The solution is to install and use the Windows version of SWI Prolog from within Cygwin. Makefile.cygwin has been setup to do this assuming the default installation location of SWI Prolog (C:\Program Files\pl):
... PROLOG = /cygdrive/c/Program\ Files/pl/bin/plcon.exe ...
For this version of boxer to run, you need to then add the location of the SWI Prolog DLLs to your path variable like this:
% export PATH=$PATH:/cygdrive/c/Program\ Files/pl/bin
otherwise when you try to run boxer, nothing will happen (i.e. no help messages for example). The same applies when building boxer using the MinGW makefile (except when you run this outside of Cygwin you need to set the Windows PATH environment variable).
Step 7: Unpacking the statistical models
To use the tools you will either need to train new models or use the existing models that are available from the download page. (Programs are available for retraining the taggers, eg train_pos, but the programs and documentation required for retraining the parser will follow in a later version.)

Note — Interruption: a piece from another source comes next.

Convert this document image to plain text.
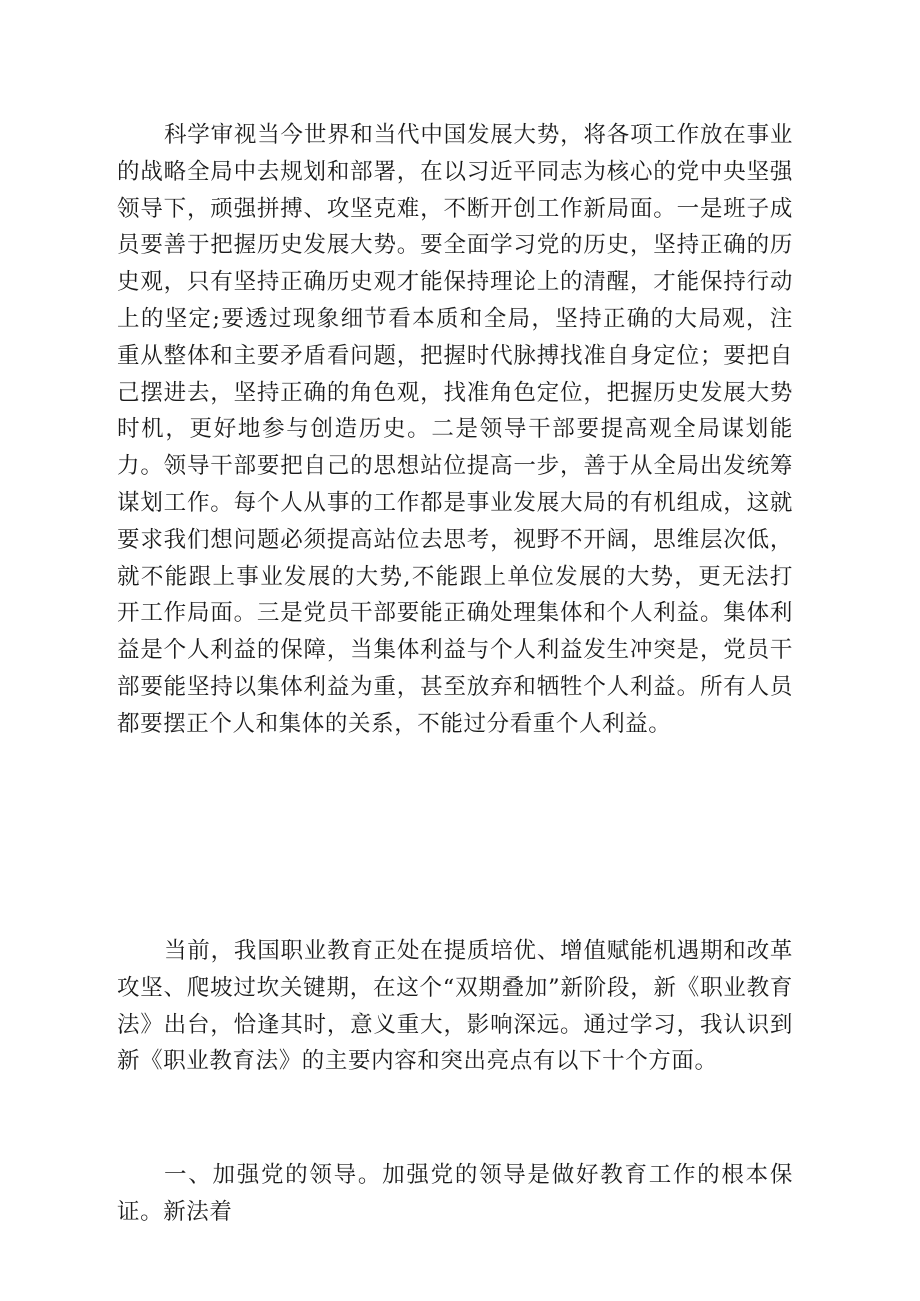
科学审视当今世界和当代中国发展大势，将各项工作放在事业的战略全局中去规划和部署，在以习近平同志为核心的党中央坚强领导下，顽强拼搏、攻坚克难，不断开创工作新局面。一是班子成员要善于把握历史发展大势。要全面学习党的历史，坚持正确的历史观，只有坚持正确历史观才能保持理论上的清醒，才能保持行动上的坚定;要透过现象细节看本质和全局，坚持正确的大局观，注重从整体和主要矛盾看问题，把握时代脉搏找准自身定位；要把自己摆进去，坚持正确的角色观，找准角色定位，把握历史发展大势时机，更好地参与创造历史。二是领导干部要提高观全局谋划能力。领导干部要把自己的思想站位提高一步，善于从全局出发统筹谋划工作。每个人从事的工作都是事业发展大局的有机组成，这就要求我们想问题必须提高站位去思考，视野不开阔，思维层次低，就不能跟上事业发展的大势,不能跟上单位发展的大势，更无法打开工作局面。三是党员干部要能正确处理集体和个人利益。集体利益是个人利益的保障，当集体利益与个人利益发生冲突是，党员干部要能坚持以集体利益为重，甚至放弃和牺牲个人利益。所有人员都要摆正个人和集体的关系，不能过分看重个人利益。

当前，我国职业教育正处在提质培优、增值赋能机遇期和改革攻坚、爬坡过坎关键期，在这个“双期叠加”新阶段，新《职业教育法》出台，恰逢其时，意义重大，影响深远。通过学习，我认识到新《职业教育法》的主要内容和突出亮点有以下十个方面。

一、加强党的领导。加强党的领导是做好教育工作的根本保证。新法着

The models package can be unpacked anywhere, but it is often convenient to unpack it within the candc directory. The models are available as gzipped tar, bzipped tar and zip files, just like the source code, and they can be unpacked in the same way, e.g.:
% cd <path>/candc % tar -xvzf models-1.00.tgz
The version number on the models is independent of the version number of the source code, so minor updates to the source code will not result in new models being distributed. At each major release, new models will also be released.
The extra models trained with Penn Treebank POS tags, which are also available from the download page can be unpacked in a similar manner.
Step 8: Ready to go
The binary files in bin can be manually copied to any installation location, e.g. /usr/local/bin or your own bin directory. They can also be used directly from within the candc directory. Try some examples to check if you're installation was successful or not.